Overall, we have comprehensively characterised two C. coli strains isolated from GBS patients with a variety of state of the art technologies. One strain (664H2004) harboured disialylated LOS, but, unfortunately, no serum was available to measure either anti-ganglioside or anti-LOS antibodies in the GBS patient herself. The other strain from the Dutch patient (GB50) had non-sialylated LOS, which showed no binding to cholera toxin or to monoclonals specific for several gangliosides. However, the serum from patient GB50 from which C. jejuni GB50 was isolated did contain antibodies to the LOS from this strain, indicating that this infection led to a specific immune response to C. coli strain GB50. The role of this immune response in the pathogenesis of GBS is currently unknown, although other examples of GBS patients infected with non-ganglioside mimicking strains of C. jejuni have been described [10]. The serum from GB50, however, also contained antibodies to GM1 and GD1a, which do not cross-react with LOS from GB50, as expected, although they do cross-react with LOS from a C. jejuni with a known GM1 mimic. These serological findings in patient GB50 strongly suggest that this patient was infected with at least two micro-organisms, one of which induced the anti-ganglioside antibodies leading to GBS (possibly a C. jejuni strain), and C. coli, which also induced an immune response, but probably did not trigger GBS.

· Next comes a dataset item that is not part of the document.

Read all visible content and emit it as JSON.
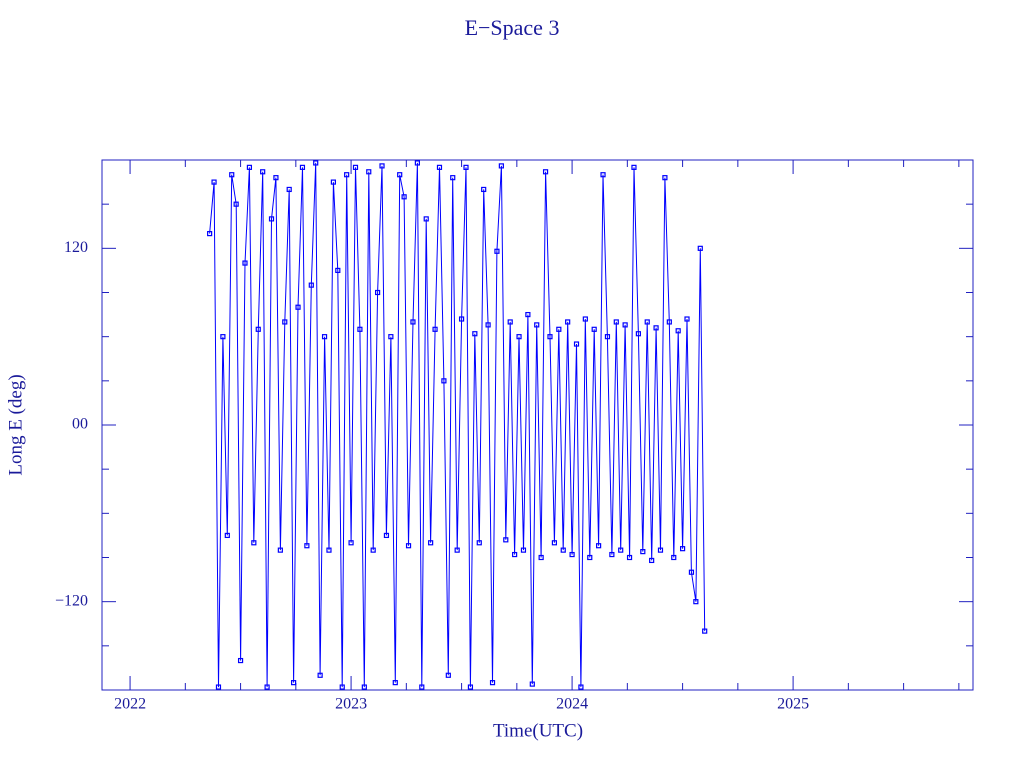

In summary, we could not produce any evidence that molecular mimicry plays a role in the pathogenesis of GBS that is preceded by a C. coli infection. It is still not clear whether C. coli isolated from the faeces of GBS patients can play a role in the development of GBS. Additional GBS patients and their C. coli strains need to be reported and characterised in detail in order to better understand the pathogenesis of GBS in these patients.